At each beat each ventricle pumps on rather more than six ounces (say fourteen tablespoonfuls) of blood. The elastic aorta and the pulmonary artery are full, and resist the pumping of more liquid into them, just as an elastic bag filled with water could only have more sent into it by force; to get more in one would have to stretch the bag more. The resistance opposed by these arteries to receiving blood from the heart has been measured in some of the lower animals, and calculations made from them to man. According to these the work which the left ventricle does every day, sending ounces of blood seventy times a minute into the aorta, is enough to lift one pound 325,584 feet high; and the work done by the right ventricle would lift one pound 108,528 feet. The work done daily by the ventricles of the heart together is equal to that required to raise one pound 434,112 feet from the earth's surface, or, what comes to the same thing, more than 193 tons one foot high.

What parts of the heart does the blood enter during the pause? What is the condition of the ventricles as regards fullness at the end of the pause? What is done by the auricular contraction? What is the chief use of the auricles?

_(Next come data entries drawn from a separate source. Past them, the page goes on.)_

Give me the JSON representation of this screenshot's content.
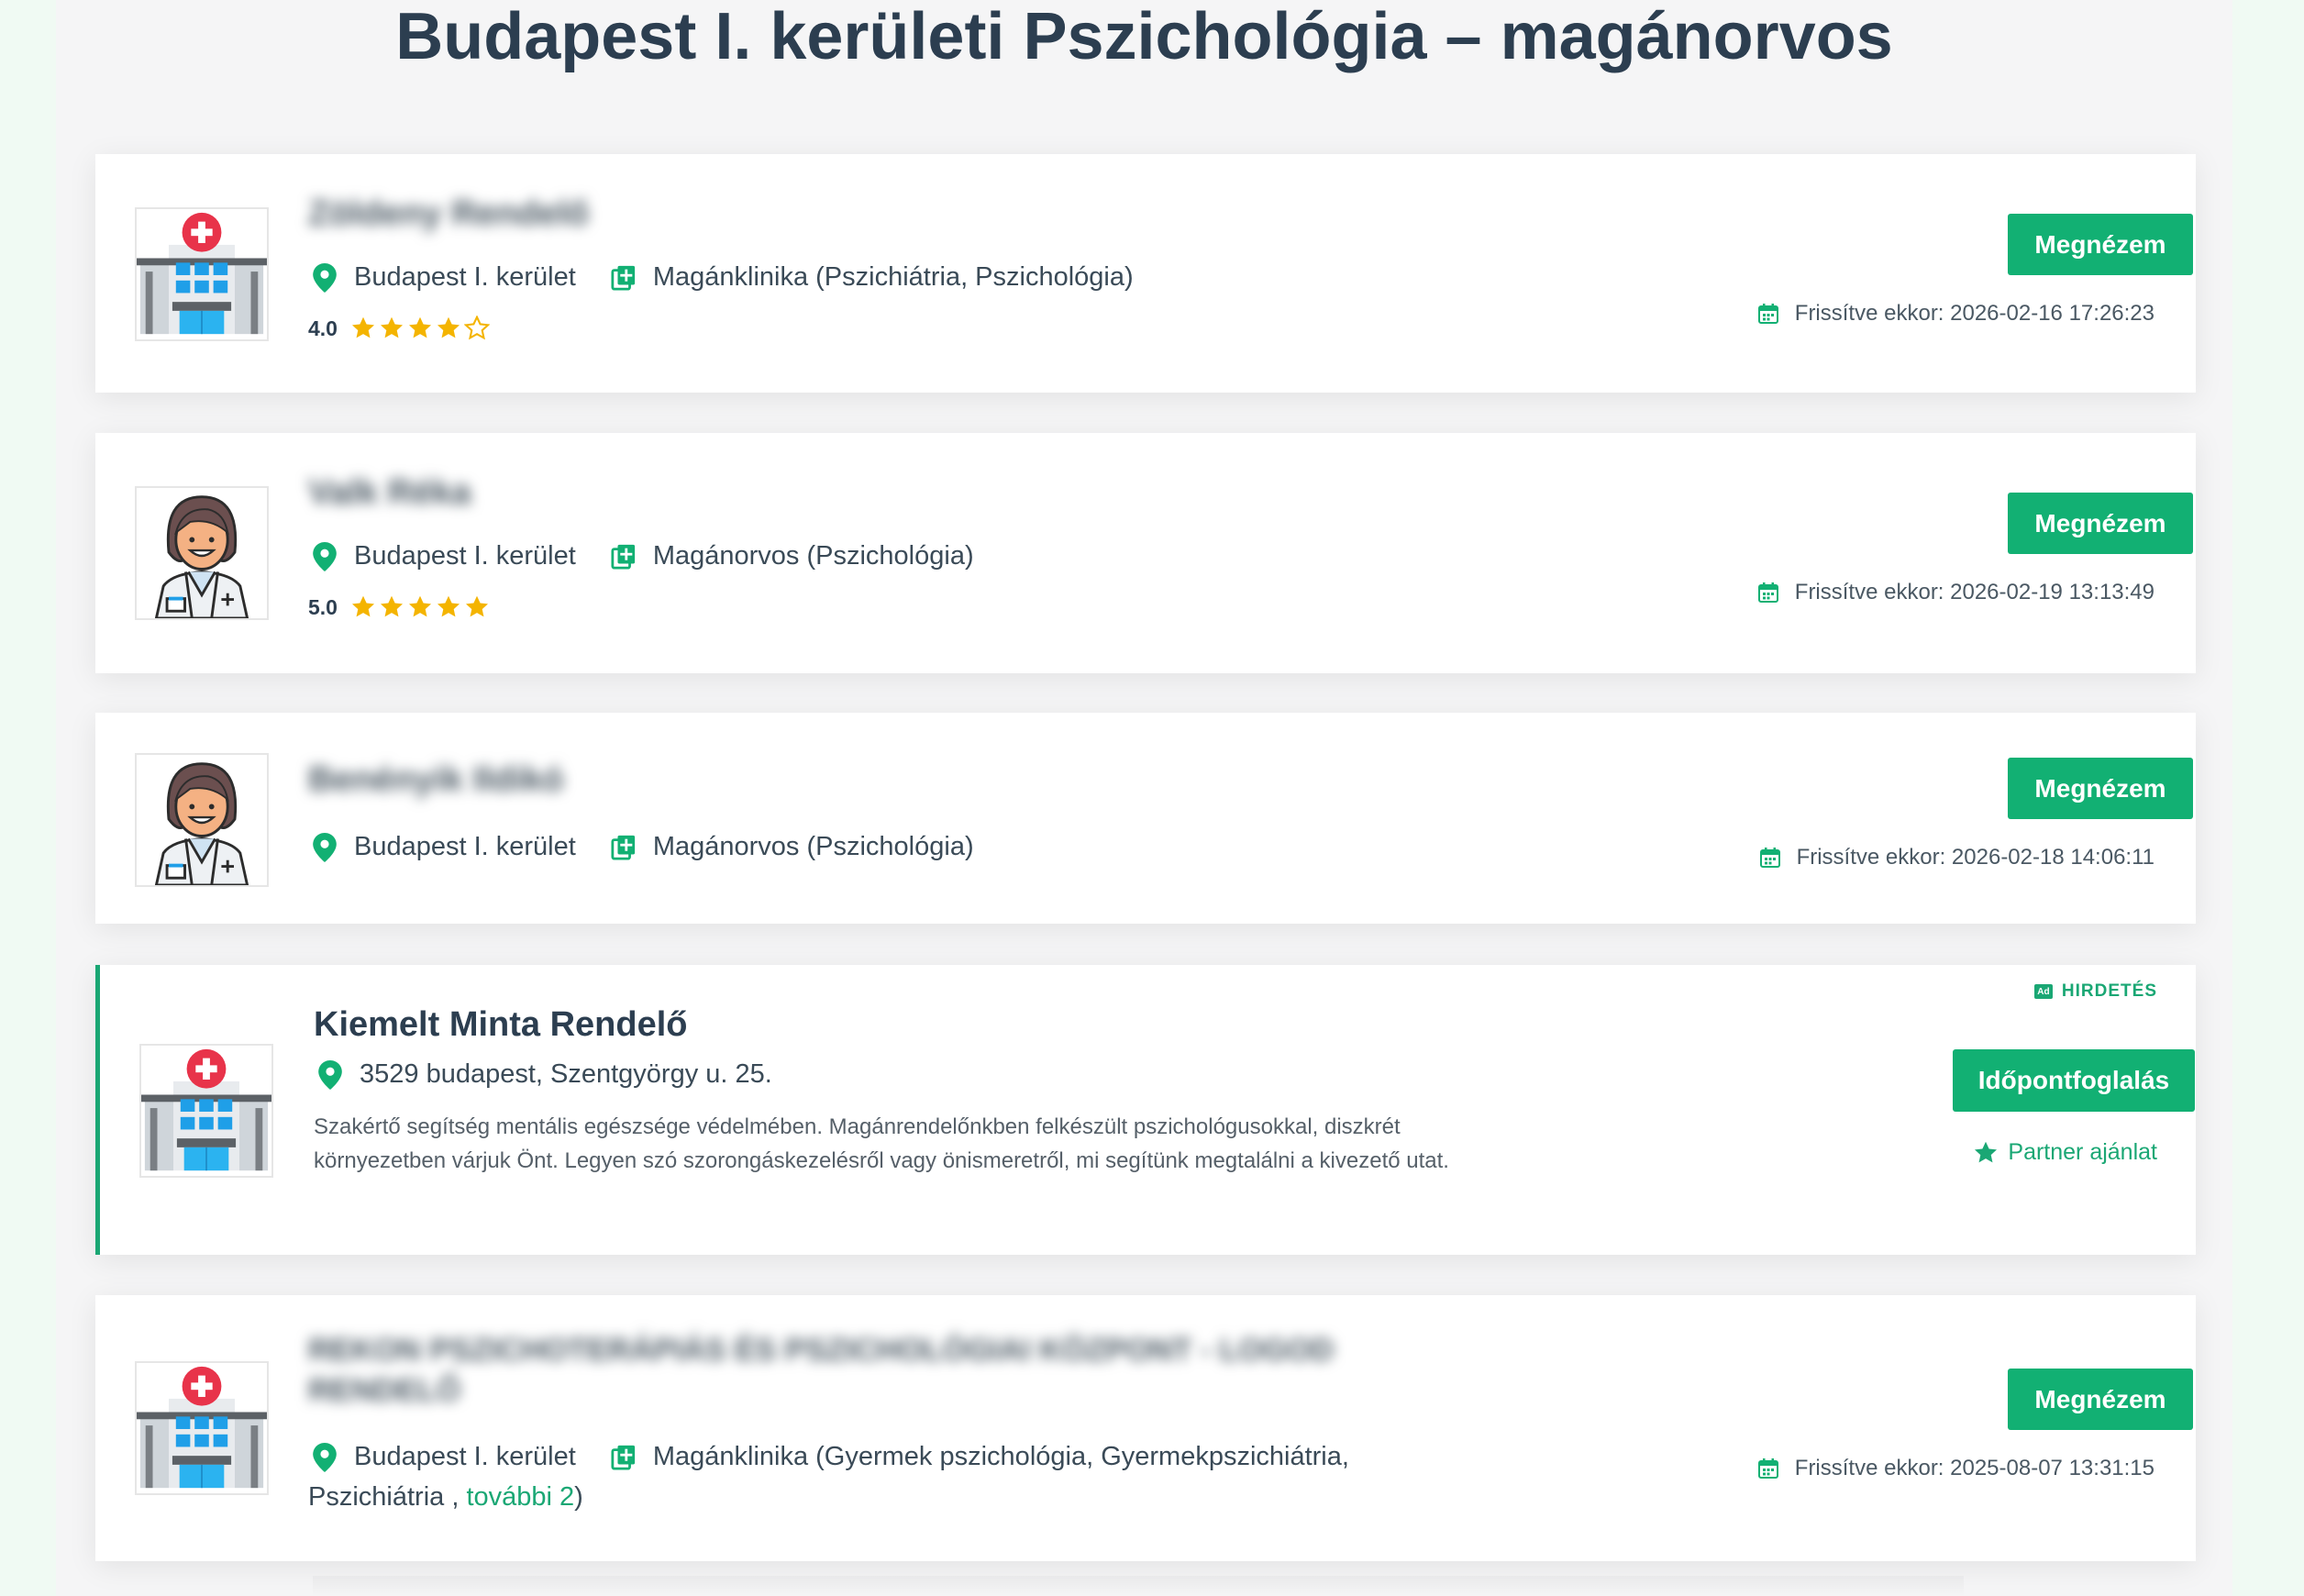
{
  "page_title": "Budapest I. kerületi Pszichológia – magánorvos",
  "colors": {
    "accent": "#12b073",
    "star": "#f4b400",
    "text": "#2c3e50"
  },
  "listings": [
    {
      "name": "Zöldeny Rendelő",
      "avatar": "hospital-icon",
      "location": "Budapest I. kerület",
      "category": "Magánklinika (Pszichiátria, Pszichológia)",
      "rating": "4.0",
      "stars": 4,
      "button": "Megnézem",
      "updated": "Frissítve ekkor: 2026-02-16 17:26:23"
    },
    {
      "name": "Valk Réka",
      "avatar": "female-doctor-icon",
      "location": "Budapest I. kerület",
      "category": "Magánorvos (Pszichológia)",
      "rating": "5.0",
      "stars": 5,
      "button": "Megnézem",
      "updated": "Frissítve ekkor: 2026-02-19 13:13:49"
    },
    {
      "name": "Benényik Ildikó",
      "avatar": "female-doctor-icon",
      "location": "Budapest I. kerület",
      "category": "Magánorvos (Pszichológia)",
      "button": "Megnézem",
      "updated": "Frissítve ekkor: 2026-02-18 14:06:11"
    },
    {
      "name": "REKON PSZICHOTERÁPIÁS ÉS PSZICHOLÓGIAI KÖZPONT - LOGOD RENDELŐ",
      "avatar": "hospital-icon",
      "location": "Budapest I. kerület",
      "category_line1": "Magánklinika (Gyermek pszichológia, Gyermekpszichiátria,",
      "category_line2_pre": "Pszichiátria ,",
      "category_more": "további 2",
      "category_line2_post": ")",
      "button": "Megnézem",
      "updated": "Frissítve ekkor: 2025-08-07 13:31:15"
    }
  ],
  "featured": {
    "badge_box": "Ad",
    "badge": "HIRDETÉS",
    "name": "Kiemelt Minta Rendelő",
    "address": "3529 budapest, Szentgyörgy u. 25.",
    "description": "Szakértő segítség mentális egészsége védelmében. Magánrendelőnkben felkészült pszichológusokkal, diszkrét környezetben várjuk Önt. Legyen szó szorongáskezelésről vagy önismeretről, mi segítünk megtalálni a kivezető utat.",
    "button": "Időpontfoglalás",
    "partner": "Partner ajánlat"
  }
}
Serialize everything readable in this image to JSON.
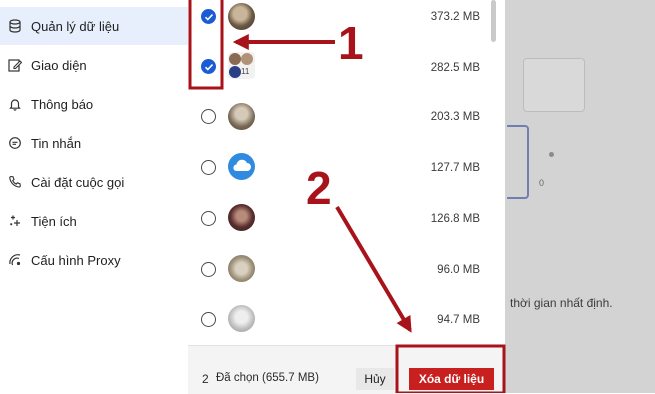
{
  "sidebar": {
    "items": [
      {
        "label": "Quản lý dữ liệu",
        "icon": "database-icon",
        "active": true
      },
      {
        "label": "Giao diện",
        "icon": "pencil-square-icon"
      },
      {
        "label": "Thông báo",
        "icon": "bell-icon"
      },
      {
        "label": "Tin nhắn",
        "icon": "chat-bubble-icon"
      },
      {
        "label": "Cài đặt cuộc gọi",
        "icon": "phone-icon"
      },
      {
        "label": "Tiện ích",
        "icon": "sparkle-icon"
      },
      {
        "label": "Cấu hình Proxy",
        "icon": "proxy-icon"
      }
    ]
  },
  "conversations": [
    {
      "size": "373.2 MB",
      "checked": true
    },
    {
      "size": "282.5 MB",
      "checked": true,
      "badge": "11"
    },
    {
      "size": "203.3 MB",
      "checked": false
    },
    {
      "size": "127.7 MB",
      "checked": false
    },
    {
      "size": "126.8 MB",
      "checked": false
    },
    {
      "size": "96.0 MB",
      "checked": false
    },
    {
      "size": "94.7 MB",
      "checked": false
    }
  ],
  "footer": {
    "selected_count": "2",
    "selected_text": "Đã chọn (655.7 MB)",
    "cancel_label": "Hủy",
    "delete_label": "Xóa dữ liệu"
  },
  "background": {
    "partial_text": "thời gian nhất định.",
    "digit": "0"
  },
  "annotations": {
    "step1": "1",
    "step2": "2",
    "color": "#a8121a"
  }
}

How much blood does each ventricle pump out at every beat? What resists the ventricular emptying? Illustrate. How much work does a man's left ventricle do daily? How much the right?

If a man weighing 165 pounds climbed up a mountain 2644 feet high the muscles of his legs would probably be greatly tired at the end of his journey, and yet in lifting his body that height they would only have done as much work as his heart does every day without fatigue in pumping his blood.

No doubt the fact that more than half of every round of the heart's activity is taken up by the pause during which its muscles are relaxed and its cavities filling with blood, has a great deal to do with the patient and tireless manner in which it pumps along, minute after minute, hour after hour, and day after day, from birth to death.